I hate Dad Rock. Not the music, at least not categorically; I love it and hate it at more or less the same rate that I love and hate all of the other imaginary categories of music. No, it’s the term I hate.

You’ve heard the term, right? Basically means safe, nonthreatening rock (mostly) that appeals mostly to people over 35-ish. When I first heard the term, it meant the “classic rock” that my generation’s boomer parents were always listening to: Pink Floyd, Steely Dan, the Beatles, the Stones, Van Morrison, you know the drill. As Gen X has gotten gray and paunchy, I’ve started hearing Wilco, the New Pornographers, and the Mountain Goats get put into the file.

Some of that is music I like, a lot of it is music I hate, but the label bugs me either way. Part of it is the specific choice of modifier: “dad.” I don’t have kids, I’m not going to have kids, and I’m irked at the intrusion of child-having status as a qualifier in a situation where it doesn’t apply. But really, that’s not the problem; again, it’s not really the music that I love that’s getting the label (I was a Wilco superfan when I was younger, but I drifted away from them around 2007; coincidentally, around the time they started getting labeled as dad rock).

Really, my beef is with the fact of a label at all. Or, more specifically, of a label that’s pegged (indirectly but inexorably) to the age of the artist or audience. In the formulation “dad rock,” “dad” is acting as a modifier. It’s pointing out a subset of music that deviates from the default (think of the way that describing Sleater-Kinney as a “female band” implies a deviation from the default of a male band).

If you look at this default assumption clearly, it sticks out as another manifestation of the way that in the past few decades we’ve somehow all internalized the primacy of youth culture, all accepted that the arbiters of what’s good and cool and desirable in culture are people under 27ish (as I write this, an ongoing battle is somehow raging online between Martin Scorsese and fans of Marvel movies, so this dividing line is in no way restricted to music). This isn’t new or recent, and I don’t think it’s intentional. But it’s real. One of the many small things Mad Men was great about, in fact, was dramatizing it—note the way that the rank and file of Sterling Cooper all try to look older than they are in the first season, while in subsequent seasons the office gets swamped by people who look and act young.

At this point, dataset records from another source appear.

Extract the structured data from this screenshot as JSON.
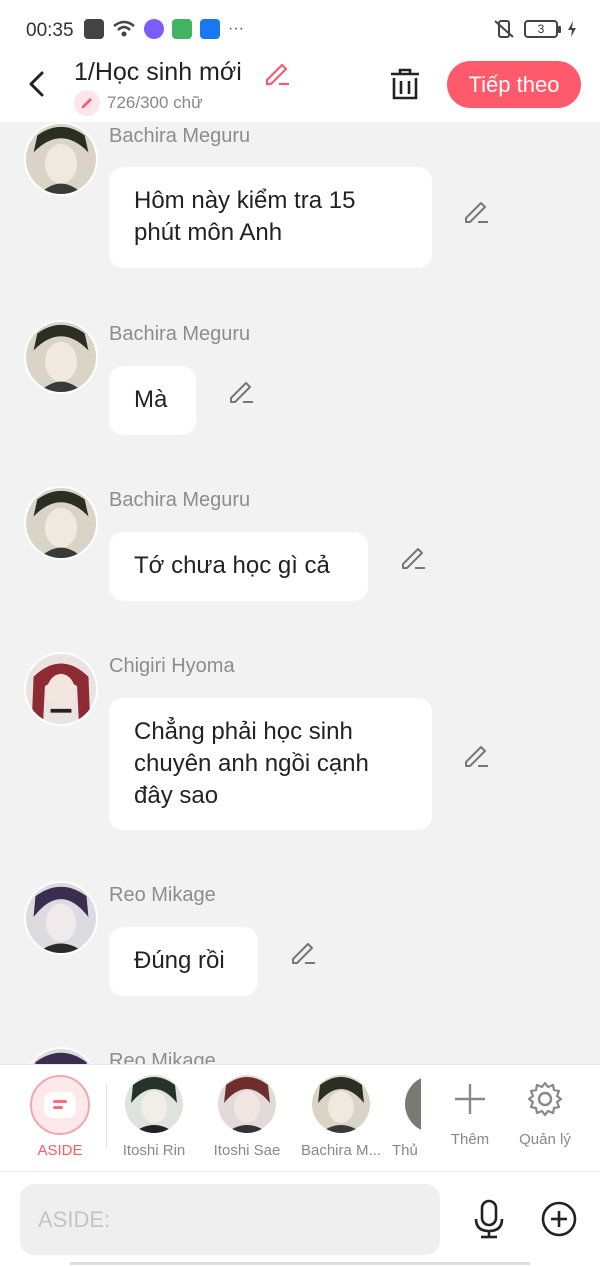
{
  "status_bar": {
    "time": "00:35",
    "battery": "3"
  },
  "header": {
    "title": "1/Học sinh mới",
    "word_count": "726/300 chữ",
    "next_label": "Tiếp theo"
  },
  "messages": [
    {
      "name": "Bachira Meguru",
      "text": "Hôm này kiểm tra 15 phút môn Anh"
    },
    {
      "name": "Bachira Meguru",
      "text": "Mà"
    },
    {
      "name": "Bachira Meguru",
      "text": "Tớ chưa học gì cả"
    },
    {
      "name": "Chigiri Hyoma",
      "text": "Chẳng phải học sinh chuyên anh ngồi cạnh đây sao"
    },
    {
      "name": "Reo Mikage",
      "text": "Đúng rồi"
    },
    {
      "name": "Reo Mikage",
      "text": ""
    }
  ],
  "character_bar": {
    "aside_label": "ASIDE",
    "characters": [
      "Itoshi Rin",
      "Itoshi Sae",
      "Bachira M...",
      "Thủ"
    ],
    "add_label": "Thêm",
    "manage_label": "Quản lý"
  },
  "input": {
    "placeholder": "ASIDE:"
  },
  "colors": {
    "accent": "#ff5a6c",
    "background": "#f2f2f2",
    "bubble": "#ffffff",
    "name_text": "#8d8d8d"
  },
  "icons": [
    "back-arrow-icon",
    "pencil-icon",
    "trash-icon",
    "microphone-icon",
    "plus-circle-icon",
    "plus-icon",
    "gear-icon",
    "chat-bubble-icon"
  ]
}
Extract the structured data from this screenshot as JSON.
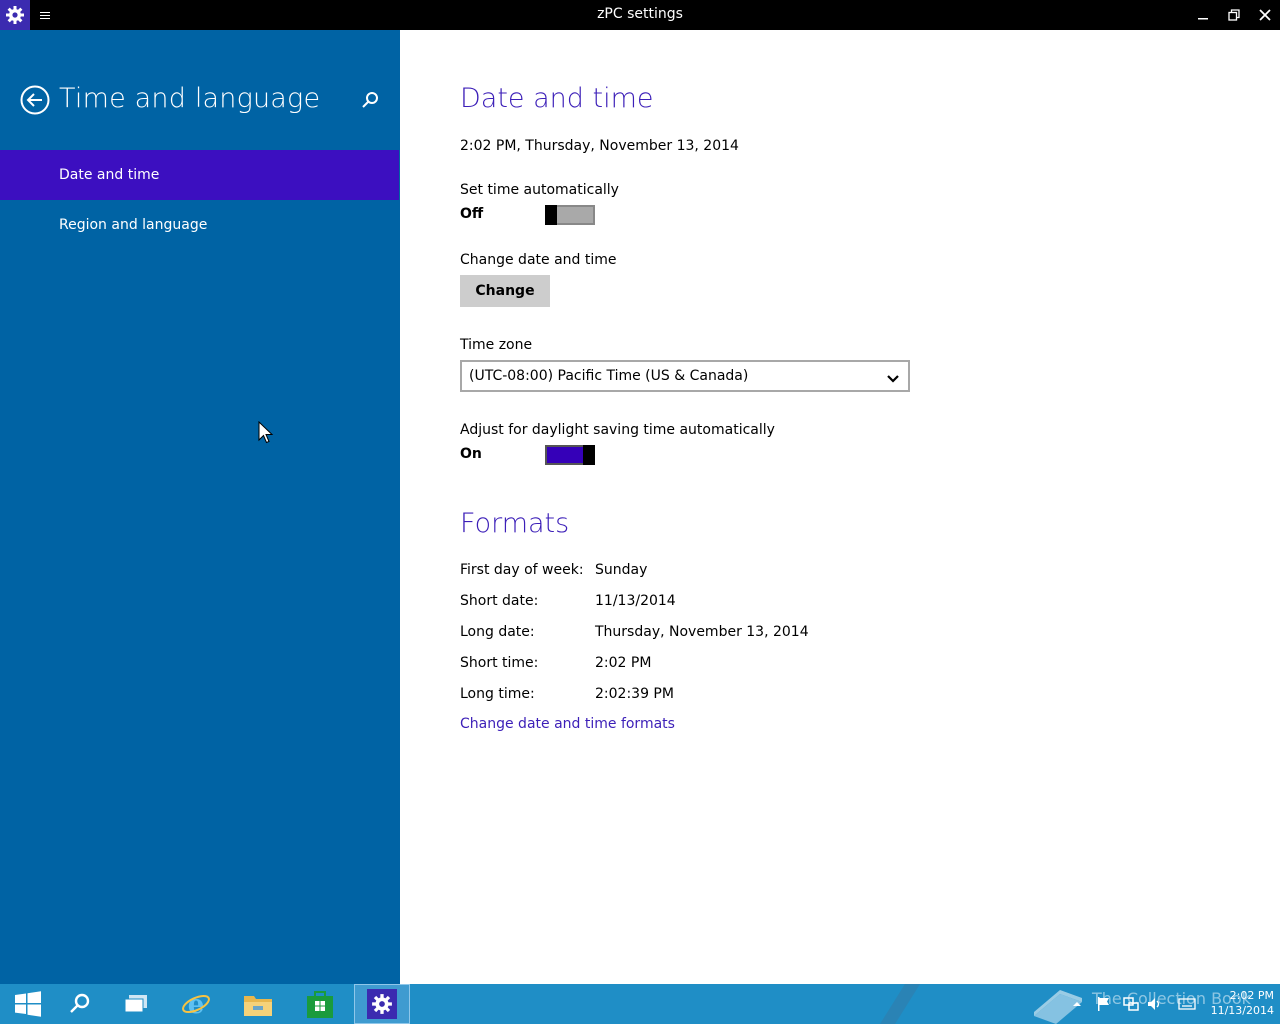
{
  "window": {
    "title": "zPC settings"
  },
  "sidebar": {
    "title": "Time and language",
    "items": [
      {
        "label": "Date and time",
        "active": true
      },
      {
        "label": "Region and language",
        "active": false
      }
    ]
  },
  "main": {
    "date_time_heading": "Date and time",
    "current_datetime": "2:02 PM, Thursday, November 13, 2014",
    "set_time_auto": {
      "label": "Set time automatically",
      "state": "Off"
    },
    "change_date_time": {
      "label": "Change date and time",
      "button": "Change"
    },
    "time_zone": {
      "label": "Time zone",
      "value": "(UTC-08:00) Pacific Time (US & Canada)"
    },
    "dst": {
      "label": "Adjust for daylight saving time automatically",
      "state": "On"
    },
    "formats_heading": "Formats",
    "formats": [
      {
        "label": "First day of week:",
        "value": "Sunday"
      },
      {
        "label": "Short date:",
        "value": "11/13/2014"
      },
      {
        "label": "Long date:",
        "value": "Thursday, November 13, 2014"
      },
      {
        "label": "Short time:",
        "value": "2:02 PM"
      },
      {
        "label": "Long time:",
        "value": "2:02:39 PM"
      }
    ],
    "formats_link": "Change date and time formats"
  },
  "taskbar": {
    "clock_time": "2:02 PM",
    "clock_date": "11/13/2014",
    "watermark": "The Collection Book"
  },
  "colors": {
    "sidebar_bg": "#0063a4",
    "nav_active": "#3c0fc0",
    "accent_text": "#3c1fb8",
    "toggle_on": "#3500b8",
    "taskbar": "#1f8ec6"
  }
}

But anyway, we’re talking about music. As far as “dad rock” as a term goes, it only takes a few short cognitive jumps to see that it’s essentially a code for “young people are and should be the culture’s arbiters of what music is good and cool. And there’s an implied corollary to the encoded formulation: “continuing to make music past 30ish or that appeals to people over 30 diminishes you.”

There’s absolutely nothing wrong with people around 20 and whatever music they like! It’s great that people of all ages like music! But the preferences of people in their 20s should be A standard of goodness, not THE standard of goodness. I don’t in any way want to say that Kids These Days should be listening to the music I like, which is the only real music, blah blah blah. We should all like what we like and not feel bad about it! But I’m really bothered by the implication that making music past 30 diminishes you.

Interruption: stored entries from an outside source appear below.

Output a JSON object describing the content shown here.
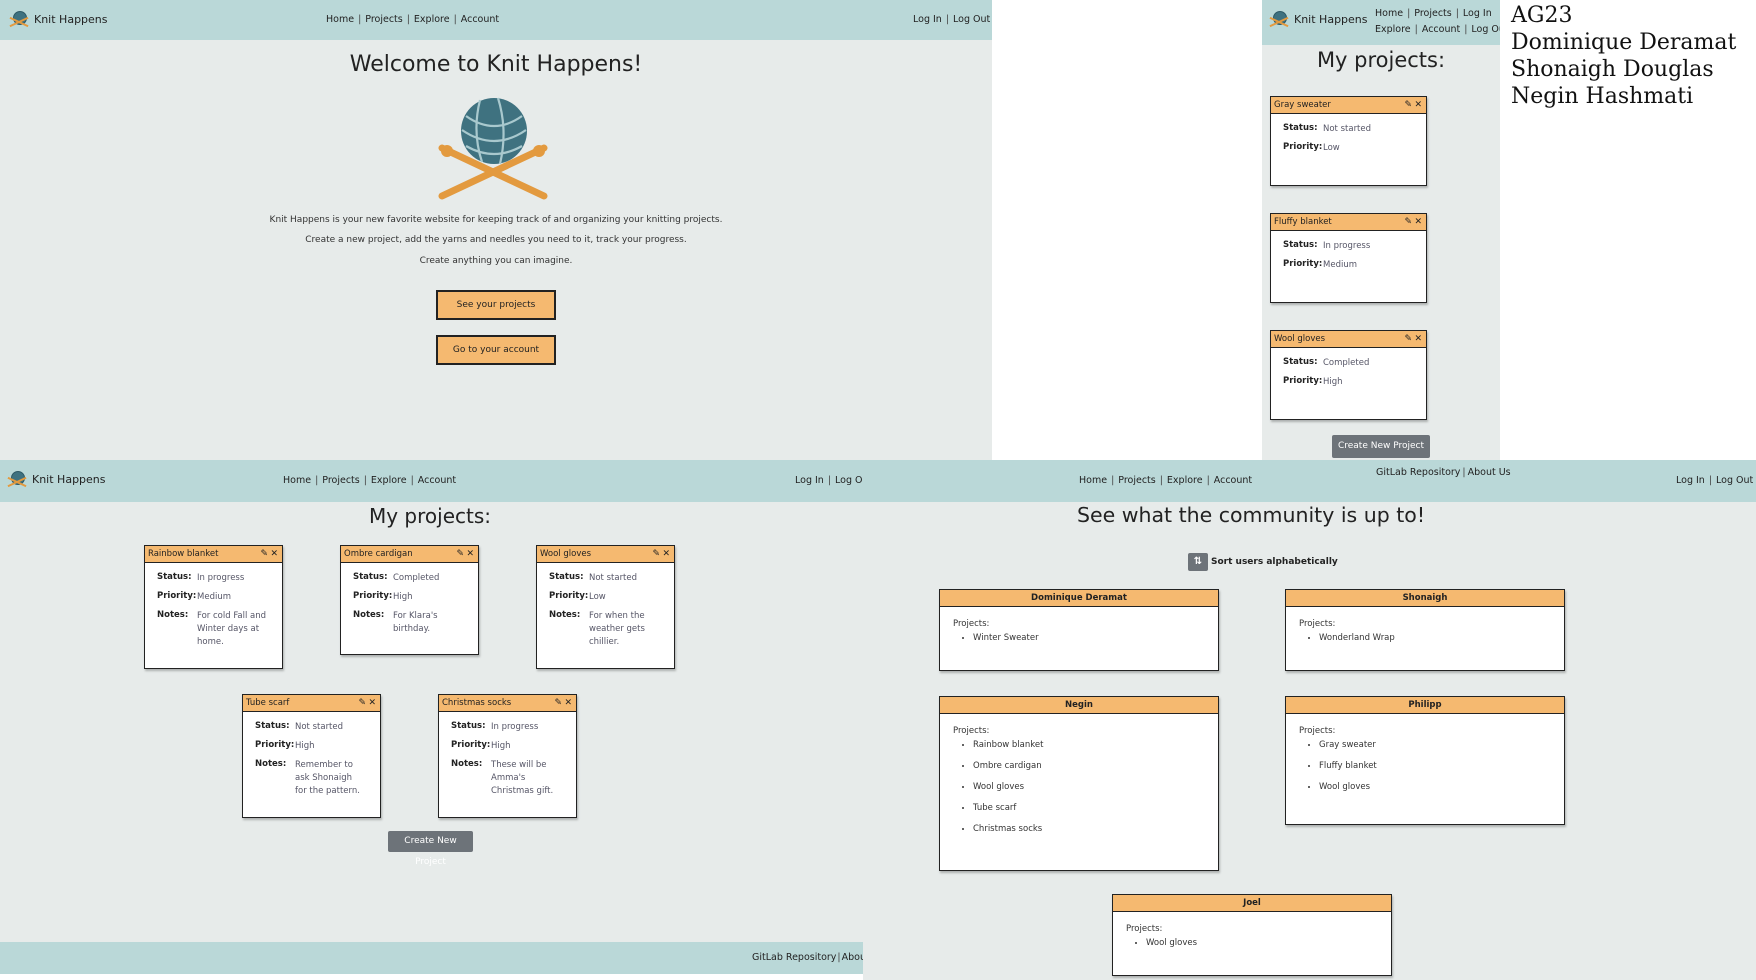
{
  "brand": "Knit Happens",
  "nav": {
    "home": "Home",
    "projects": "Projects",
    "explore": "Explore",
    "account": "Account",
    "login": "Log In",
    "logout": "Log Out",
    "sep": "|"
  },
  "footer": {
    "repo": "GitLab Repository",
    "about": "About Us"
  },
  "home": {
    "title": "Welcome to Knit Happens!",
    "line1": "Knit Happens is your new favorite website for keeping track of and organizing your knitting projects.",
    "line2": "Create a new project, add the yarns and needles you need to it, track your progress.",
    "line3": "Create anything you can imagine.",
    "btn_projects": "See your projects",
    "btn_account": "Go to your account"
  },
  "labels": {
    "status": "Status:",
    "priority": "Priority:",
    "notes": "Notes:",
    "projects": "Projects:",
    "edit_icon": "pencil-icon",
    "close_icon": "x-icon"
  },
  "mobile": {
    "title": "My projects:",
    "cards": [
      {
        "name": "Gray sweater",
        "status": "Not started",
        "priority": "Low"
      },
      {
        "name": "Fluffy blanket",
        "status": "In progress",
        "priority": "Medium"
      },
      {
        "name": "Wool gloves",
        "status": "Completed",
        "priority": "High"
      }
    ],
    "create": "Create New Project"
  },
  "credits": [
    "AG23",
    "Dominique Deramat",
    "Shonaigh Douglas",
    "Negin Hashmati"
  ],
  "projects_page": {
    "title": "My projects:",
    "cards": [
      {
        "name": "Rainbow blanket",
        "status": "In progress",
        "priority": "Medium",
        "notes": "For cold Fall and Winter days at home."
      },
      {
        "name": "Ombre cardigan",
        "status": "Completed",
        "priority": "High",
        "notes": "For Klara's birthday."
      },
      {
        "name": "Wool gloves",
        "status": "Not started",
        "priority": "Low",
        "notes": "For when the weather gets chillier."
      },
      {
        "name": "Tube scarf",
        "status": "Not started",
        "priority": "High",
        "notes": "Remember to ask Shonaigh for the pattern."
      },
      {
        "name": "Christmas socks",
        "status": "In progress",
        "priority": "High",
        "notes": "These will be Amma's Christmas gift."
      }
    ],
    "create": "Create New Project"
  },
  "explore": {
    "title": "See what the community is up to!",
    "sort": "Sort users alphabetically",
    "users": [
      {
        "name": "Dominique Deramat",
        "projects": [
          "Winter Sweater"
        ]
      },
      {
        "name": "Shonaigh",
        "projects": [
          "Wonderland Wrap"
        ]
      },
      {
        "name": "Negin",
        "projects": [
          "Rainbow blanket",
          "Ombre cardigan",
          "Wool gloves",
          "Tube scarf",
          "Christmas socks"
        ]
      },
      {
        "name": "Philipp",
        "projects": [
          "Gray sweater",
          "Fluffy blanket",
          "Wool gloves"
        ]
      },
      {
        "name": "Joel",
        "projects": [
          "Wool gloves"
        ]
      }
    ]
  }
}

Consider the Rolling Stones. They scared the shit out of parents in their youth. Then they stuck around too long, got old, and became punchlines. On one hand, I’m sympathetic to the idea that the Stones are a joke now; their last genuinely good album came out while I was learning to read, and I think it’s a sadly common thing for artists in all media to get so stuffed on wealth and privilege that they stop having something to say, and maybe the Stones would have saved some face if they’d hung it up in the late 70s or early 80s.

But on the other hand! Think of all of the other forms of music where age is looked on as a positive, not a disqualifer. Country music is refreshing about giving reverence to stars who live long enough to achieve elder statesman status.  Jazz and classical might give special attention to prodigies, but nobody tells them to knock it off just for being around for a while. Inasmuch as people think about blues, there’s a strong idea that as a blues performer you pretty much have to be old to be “authentic.” But in rock, as you move past 30, you fall into the diminished other camp no matter how daring and weird you are. I head Sonic Youth get called dad rock a few times before they broke up.

This isn’t the end of the world by any stretch. But in the big picture, it’s not great that we live in a society that tells us it’s a bad thing to get old (and believe me, I know that however bad this is for men, it’s exponentially worse for women). Defining music listened to by people past 30 as deviant from the default is a small but pernicious way to reinforce that idea. So let’s all stop going along with the gatekeeping and just listen to the music we like.